M. Larocque : Vous soulevez un très bon point. Aujourd'hui, je me suis surtout attardé à l'économie à faibles émissions de carbone, mais ce qui nous préoccupe le plus, ce sont les répercussions des changements climatiques. Nous avons tous entendu parler du dendroctone du pin qui s'attaque aux forêts de la Colombie-Britannique. Si nos arbres ne sont pas en santé, nous n'aurons rien à récolter et cela va nuire à notre économie.

Vous avez raison. Nous effectuons beaucoup de recherche. Nous collaborons avec le Service canadien des forêts, le Centre canadien sur la fibre de bois et FPInnovations. Nous faisons également équipe avec Génome Canada pour examiner les différentes possibilités.

Il y en a quelques-unes.

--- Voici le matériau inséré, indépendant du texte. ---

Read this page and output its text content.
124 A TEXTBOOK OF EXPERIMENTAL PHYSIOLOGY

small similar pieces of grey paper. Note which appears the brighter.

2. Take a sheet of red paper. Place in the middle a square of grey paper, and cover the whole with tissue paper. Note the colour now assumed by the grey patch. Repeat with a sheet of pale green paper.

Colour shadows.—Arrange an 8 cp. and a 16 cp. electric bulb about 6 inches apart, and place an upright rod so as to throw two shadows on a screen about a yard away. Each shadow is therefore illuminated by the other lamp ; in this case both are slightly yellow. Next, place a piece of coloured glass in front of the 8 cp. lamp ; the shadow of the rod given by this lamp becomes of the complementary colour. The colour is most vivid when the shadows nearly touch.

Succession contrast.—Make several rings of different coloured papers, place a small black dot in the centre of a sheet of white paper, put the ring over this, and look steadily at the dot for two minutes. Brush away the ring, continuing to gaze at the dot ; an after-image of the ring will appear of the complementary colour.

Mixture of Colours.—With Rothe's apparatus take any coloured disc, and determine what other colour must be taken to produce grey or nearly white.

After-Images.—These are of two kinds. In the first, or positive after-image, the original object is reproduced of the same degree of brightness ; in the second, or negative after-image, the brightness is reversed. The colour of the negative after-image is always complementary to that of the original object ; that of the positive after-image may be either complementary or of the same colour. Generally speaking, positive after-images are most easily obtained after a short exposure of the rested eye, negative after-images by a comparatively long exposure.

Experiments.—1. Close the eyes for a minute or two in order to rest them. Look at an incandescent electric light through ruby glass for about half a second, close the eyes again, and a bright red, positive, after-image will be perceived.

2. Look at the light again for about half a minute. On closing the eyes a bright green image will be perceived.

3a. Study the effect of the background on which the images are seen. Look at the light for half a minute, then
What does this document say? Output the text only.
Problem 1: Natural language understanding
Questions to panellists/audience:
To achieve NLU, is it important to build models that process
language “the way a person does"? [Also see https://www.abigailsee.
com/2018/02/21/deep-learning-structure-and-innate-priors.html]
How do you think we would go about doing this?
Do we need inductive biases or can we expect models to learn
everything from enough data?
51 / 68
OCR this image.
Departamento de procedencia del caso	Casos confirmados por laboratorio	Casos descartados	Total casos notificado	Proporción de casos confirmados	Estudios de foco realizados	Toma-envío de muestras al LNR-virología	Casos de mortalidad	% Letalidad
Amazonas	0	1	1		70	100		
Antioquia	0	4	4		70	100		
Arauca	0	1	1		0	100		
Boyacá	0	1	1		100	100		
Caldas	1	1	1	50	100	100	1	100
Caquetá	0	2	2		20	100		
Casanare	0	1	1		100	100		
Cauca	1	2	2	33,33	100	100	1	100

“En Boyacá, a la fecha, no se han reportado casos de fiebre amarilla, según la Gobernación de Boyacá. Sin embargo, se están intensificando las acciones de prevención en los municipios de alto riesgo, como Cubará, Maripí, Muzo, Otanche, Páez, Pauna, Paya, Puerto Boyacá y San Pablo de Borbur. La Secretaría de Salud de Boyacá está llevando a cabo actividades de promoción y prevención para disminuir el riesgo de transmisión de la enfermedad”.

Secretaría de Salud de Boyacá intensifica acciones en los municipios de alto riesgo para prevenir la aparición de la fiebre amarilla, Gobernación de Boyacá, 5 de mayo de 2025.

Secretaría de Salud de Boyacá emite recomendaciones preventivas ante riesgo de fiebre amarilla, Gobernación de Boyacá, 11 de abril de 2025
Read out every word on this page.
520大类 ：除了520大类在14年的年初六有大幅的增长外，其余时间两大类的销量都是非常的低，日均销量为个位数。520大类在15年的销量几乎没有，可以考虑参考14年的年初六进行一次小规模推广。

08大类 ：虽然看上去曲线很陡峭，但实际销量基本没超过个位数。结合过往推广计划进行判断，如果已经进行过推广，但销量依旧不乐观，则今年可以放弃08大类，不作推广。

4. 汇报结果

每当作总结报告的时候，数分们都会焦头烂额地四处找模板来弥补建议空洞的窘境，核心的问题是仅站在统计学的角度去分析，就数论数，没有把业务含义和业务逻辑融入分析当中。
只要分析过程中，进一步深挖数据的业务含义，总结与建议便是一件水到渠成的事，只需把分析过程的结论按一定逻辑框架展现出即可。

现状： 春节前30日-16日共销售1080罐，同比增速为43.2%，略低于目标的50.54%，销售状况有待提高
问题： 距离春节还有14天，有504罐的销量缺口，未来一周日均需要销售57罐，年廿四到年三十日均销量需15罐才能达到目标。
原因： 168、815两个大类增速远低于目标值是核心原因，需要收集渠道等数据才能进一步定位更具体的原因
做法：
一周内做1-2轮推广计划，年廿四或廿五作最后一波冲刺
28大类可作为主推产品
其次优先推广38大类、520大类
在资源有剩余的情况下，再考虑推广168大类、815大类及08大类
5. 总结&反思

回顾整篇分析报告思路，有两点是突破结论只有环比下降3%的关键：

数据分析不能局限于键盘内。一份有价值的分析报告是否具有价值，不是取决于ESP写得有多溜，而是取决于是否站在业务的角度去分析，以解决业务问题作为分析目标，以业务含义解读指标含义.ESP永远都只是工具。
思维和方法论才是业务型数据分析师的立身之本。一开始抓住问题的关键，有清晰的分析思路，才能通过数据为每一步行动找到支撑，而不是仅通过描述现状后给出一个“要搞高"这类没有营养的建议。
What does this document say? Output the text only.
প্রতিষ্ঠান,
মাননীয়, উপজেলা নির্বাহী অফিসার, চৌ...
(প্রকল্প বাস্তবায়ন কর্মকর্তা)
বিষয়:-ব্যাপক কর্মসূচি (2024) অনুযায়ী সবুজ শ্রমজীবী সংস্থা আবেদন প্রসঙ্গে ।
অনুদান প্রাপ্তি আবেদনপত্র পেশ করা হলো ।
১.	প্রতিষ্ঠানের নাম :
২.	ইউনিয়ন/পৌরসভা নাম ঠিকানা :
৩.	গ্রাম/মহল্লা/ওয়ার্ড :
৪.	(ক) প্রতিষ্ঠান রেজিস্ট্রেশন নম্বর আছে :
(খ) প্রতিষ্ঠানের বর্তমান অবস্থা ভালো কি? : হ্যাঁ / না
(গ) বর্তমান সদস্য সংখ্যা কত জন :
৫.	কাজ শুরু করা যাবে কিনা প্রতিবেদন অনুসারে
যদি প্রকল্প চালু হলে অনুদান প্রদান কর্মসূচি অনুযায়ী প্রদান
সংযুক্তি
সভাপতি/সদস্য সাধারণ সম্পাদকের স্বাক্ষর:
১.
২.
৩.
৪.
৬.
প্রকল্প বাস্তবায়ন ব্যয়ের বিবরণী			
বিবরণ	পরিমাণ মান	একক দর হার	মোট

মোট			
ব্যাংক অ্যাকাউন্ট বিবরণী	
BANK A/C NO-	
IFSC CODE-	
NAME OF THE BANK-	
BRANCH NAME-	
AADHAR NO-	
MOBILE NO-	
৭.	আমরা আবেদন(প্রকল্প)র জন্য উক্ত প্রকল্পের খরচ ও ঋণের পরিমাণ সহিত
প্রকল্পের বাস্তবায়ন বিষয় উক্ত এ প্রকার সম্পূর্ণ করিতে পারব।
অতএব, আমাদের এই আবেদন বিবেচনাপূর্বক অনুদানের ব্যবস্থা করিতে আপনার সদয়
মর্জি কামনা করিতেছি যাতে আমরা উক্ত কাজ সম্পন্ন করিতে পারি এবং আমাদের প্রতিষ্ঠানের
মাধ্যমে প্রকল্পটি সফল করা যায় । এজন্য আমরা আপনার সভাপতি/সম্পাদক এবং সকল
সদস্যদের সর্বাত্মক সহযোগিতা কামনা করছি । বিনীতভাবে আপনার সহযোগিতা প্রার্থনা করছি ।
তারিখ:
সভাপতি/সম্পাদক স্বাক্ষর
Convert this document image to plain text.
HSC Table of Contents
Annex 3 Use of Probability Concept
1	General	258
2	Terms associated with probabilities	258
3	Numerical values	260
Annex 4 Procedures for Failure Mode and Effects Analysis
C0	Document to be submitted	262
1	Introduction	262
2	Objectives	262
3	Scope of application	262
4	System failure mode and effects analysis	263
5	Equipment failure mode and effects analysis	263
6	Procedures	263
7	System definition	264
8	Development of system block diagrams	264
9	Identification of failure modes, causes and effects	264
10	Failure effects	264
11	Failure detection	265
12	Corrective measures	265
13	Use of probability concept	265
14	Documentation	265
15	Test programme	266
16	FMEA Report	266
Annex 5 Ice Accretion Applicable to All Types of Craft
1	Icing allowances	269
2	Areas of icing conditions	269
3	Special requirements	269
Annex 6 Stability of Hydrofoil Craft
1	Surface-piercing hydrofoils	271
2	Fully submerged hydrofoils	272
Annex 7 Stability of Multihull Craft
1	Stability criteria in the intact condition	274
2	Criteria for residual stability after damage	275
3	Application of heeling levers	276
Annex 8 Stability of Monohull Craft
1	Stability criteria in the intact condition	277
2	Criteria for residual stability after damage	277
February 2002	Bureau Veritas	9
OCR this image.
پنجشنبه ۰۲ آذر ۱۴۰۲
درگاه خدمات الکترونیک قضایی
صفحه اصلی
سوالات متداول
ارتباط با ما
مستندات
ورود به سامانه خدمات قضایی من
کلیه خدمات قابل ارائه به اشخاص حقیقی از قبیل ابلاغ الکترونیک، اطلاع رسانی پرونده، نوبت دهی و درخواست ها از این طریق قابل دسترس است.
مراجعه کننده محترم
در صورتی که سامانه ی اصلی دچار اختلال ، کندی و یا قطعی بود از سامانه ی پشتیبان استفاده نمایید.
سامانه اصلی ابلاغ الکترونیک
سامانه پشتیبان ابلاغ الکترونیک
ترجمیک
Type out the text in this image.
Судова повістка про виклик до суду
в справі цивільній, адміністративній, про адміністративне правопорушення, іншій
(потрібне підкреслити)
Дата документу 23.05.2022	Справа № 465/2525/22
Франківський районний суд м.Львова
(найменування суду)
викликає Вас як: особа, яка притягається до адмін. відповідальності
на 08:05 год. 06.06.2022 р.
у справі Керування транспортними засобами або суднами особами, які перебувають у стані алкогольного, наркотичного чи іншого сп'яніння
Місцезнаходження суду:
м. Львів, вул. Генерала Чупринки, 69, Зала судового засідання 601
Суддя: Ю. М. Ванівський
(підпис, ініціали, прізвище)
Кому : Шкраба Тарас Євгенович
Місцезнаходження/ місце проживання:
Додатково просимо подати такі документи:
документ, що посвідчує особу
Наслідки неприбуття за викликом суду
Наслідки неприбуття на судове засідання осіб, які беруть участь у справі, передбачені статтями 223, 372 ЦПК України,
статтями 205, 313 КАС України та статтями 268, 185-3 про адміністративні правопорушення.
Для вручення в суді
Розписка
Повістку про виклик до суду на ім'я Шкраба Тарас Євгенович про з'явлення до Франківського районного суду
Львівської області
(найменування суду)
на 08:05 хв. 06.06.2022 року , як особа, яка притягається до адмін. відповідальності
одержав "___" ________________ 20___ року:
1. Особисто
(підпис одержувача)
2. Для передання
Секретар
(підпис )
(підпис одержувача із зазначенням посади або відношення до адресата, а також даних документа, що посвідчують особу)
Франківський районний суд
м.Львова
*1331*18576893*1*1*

Il y a une entreprise à Vancouver qui fait ce qu'on appelle la « migration assistée ». Elle ne plante pas de nouveaux arbres, mais elle déplace plutôt des arbres de l'État de Washington, parce qu'à mesure que le climat change, ces arbres que nous plantons aujourd'hui sont peut-être les arbres de notre avenir, c'est-à-dire pour les 20, 30 ou 40 prochaines années.

Évidemment, lorsqu'on parle de recherche, on sait que cela prend du temps. Nous devons commencer dès maintenant. C'est pourquoi nous avons lancé le défi « 30 en 30 » des changements climatiques. Si on attend jusqu'en 2030, on parle de 15 ans de plus, et il se peut que les arbres qu'on plante aujourd'hui ne poussent pas autant que prévu ou soient ravagés par des feux de forêt ou des parasites.

C'est très important. Je crois que le Cadre pancanadien est un pas dans la bonne direction, mais il est surtout axé sur l'énergie. Selon moi, on met un peu de côté les forêts et l'agriculture. C'est ce que nous appelons les « puits ».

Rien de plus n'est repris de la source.